Menurut dia, karena kecilnya jumlah pengusahan penggilingan dan pedagang besar, mereka bisa dengan bebas memainkan pasokan dan harga jual beras di pasar. Akibatnya, kata dia, peran Bulog sebagai stabilisator harga beras menjadi tidak berjalan. Peran tersebut justru berpindah ke pemilik penggilingan beras dan para pedagang besar. "Kalau masalah ada kartel atau tidak, hingga saat ini kami belum melihat adanya indikator tersebut," kata Syarkawi.

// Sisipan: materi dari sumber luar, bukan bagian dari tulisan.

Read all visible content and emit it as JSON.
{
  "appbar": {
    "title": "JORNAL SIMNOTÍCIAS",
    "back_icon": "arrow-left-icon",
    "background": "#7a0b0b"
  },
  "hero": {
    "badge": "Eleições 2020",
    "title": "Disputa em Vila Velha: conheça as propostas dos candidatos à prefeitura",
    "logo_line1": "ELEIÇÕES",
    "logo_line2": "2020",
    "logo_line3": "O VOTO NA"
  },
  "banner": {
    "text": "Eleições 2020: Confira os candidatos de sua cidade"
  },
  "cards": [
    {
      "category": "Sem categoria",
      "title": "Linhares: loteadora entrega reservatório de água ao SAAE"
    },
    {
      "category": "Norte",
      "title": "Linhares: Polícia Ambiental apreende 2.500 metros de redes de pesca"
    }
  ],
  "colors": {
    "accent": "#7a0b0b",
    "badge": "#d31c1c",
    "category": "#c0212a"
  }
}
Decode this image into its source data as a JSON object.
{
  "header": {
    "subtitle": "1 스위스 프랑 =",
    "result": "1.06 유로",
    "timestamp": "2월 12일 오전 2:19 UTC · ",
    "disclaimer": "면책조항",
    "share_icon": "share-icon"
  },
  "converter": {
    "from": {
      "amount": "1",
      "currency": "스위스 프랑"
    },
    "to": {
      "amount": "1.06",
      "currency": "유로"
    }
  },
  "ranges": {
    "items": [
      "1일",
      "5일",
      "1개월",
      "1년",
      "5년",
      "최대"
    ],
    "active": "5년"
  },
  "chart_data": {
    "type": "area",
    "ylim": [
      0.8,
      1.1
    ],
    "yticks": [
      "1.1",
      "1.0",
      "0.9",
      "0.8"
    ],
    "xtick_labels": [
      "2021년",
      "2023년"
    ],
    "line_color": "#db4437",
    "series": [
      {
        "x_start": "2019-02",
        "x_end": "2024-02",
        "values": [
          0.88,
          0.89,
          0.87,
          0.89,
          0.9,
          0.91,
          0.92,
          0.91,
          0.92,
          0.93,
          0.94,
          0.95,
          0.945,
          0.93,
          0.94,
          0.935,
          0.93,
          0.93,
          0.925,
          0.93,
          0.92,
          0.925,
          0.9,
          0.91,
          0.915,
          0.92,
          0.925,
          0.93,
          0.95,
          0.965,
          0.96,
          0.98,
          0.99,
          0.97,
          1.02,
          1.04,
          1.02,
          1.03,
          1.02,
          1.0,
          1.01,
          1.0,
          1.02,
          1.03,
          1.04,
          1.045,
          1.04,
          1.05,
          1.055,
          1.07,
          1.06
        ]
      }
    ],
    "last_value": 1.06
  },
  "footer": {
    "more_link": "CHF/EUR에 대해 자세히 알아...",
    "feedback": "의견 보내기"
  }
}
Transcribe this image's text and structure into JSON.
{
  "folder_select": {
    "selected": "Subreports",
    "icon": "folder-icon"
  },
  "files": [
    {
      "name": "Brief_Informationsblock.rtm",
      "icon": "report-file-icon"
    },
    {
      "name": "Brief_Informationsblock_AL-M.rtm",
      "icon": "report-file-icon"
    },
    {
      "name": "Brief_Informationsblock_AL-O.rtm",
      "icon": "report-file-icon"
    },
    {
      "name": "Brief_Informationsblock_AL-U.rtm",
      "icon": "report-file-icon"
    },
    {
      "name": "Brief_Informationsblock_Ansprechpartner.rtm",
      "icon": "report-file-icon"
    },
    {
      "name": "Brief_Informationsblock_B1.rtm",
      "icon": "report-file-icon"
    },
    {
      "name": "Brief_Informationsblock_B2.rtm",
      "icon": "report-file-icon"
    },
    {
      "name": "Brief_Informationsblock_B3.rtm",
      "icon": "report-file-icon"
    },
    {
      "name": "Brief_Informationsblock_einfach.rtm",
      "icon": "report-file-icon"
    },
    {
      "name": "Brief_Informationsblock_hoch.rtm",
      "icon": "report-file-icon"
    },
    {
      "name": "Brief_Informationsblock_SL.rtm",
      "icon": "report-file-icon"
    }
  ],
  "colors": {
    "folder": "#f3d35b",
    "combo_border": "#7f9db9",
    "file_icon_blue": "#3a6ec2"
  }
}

Sebelumnya, Badan Urusan Logistik (Bulog) menyatakan bahwa kenaikan harga beras lebih diakibatkan kekosongan pasokan yang terjadi dalam tiga bulan terakhir. "Sebenarnya Bulog bertugas mengeluarkan 232.000 ton raskin tiap bulan. Akan tetapi, November dan Desember 2014 stoknya tidak ada, hingga Januari masih seperti itu," kata Direktur Pelayanan Publik Perum Bulog Leli Pritasari Subekti.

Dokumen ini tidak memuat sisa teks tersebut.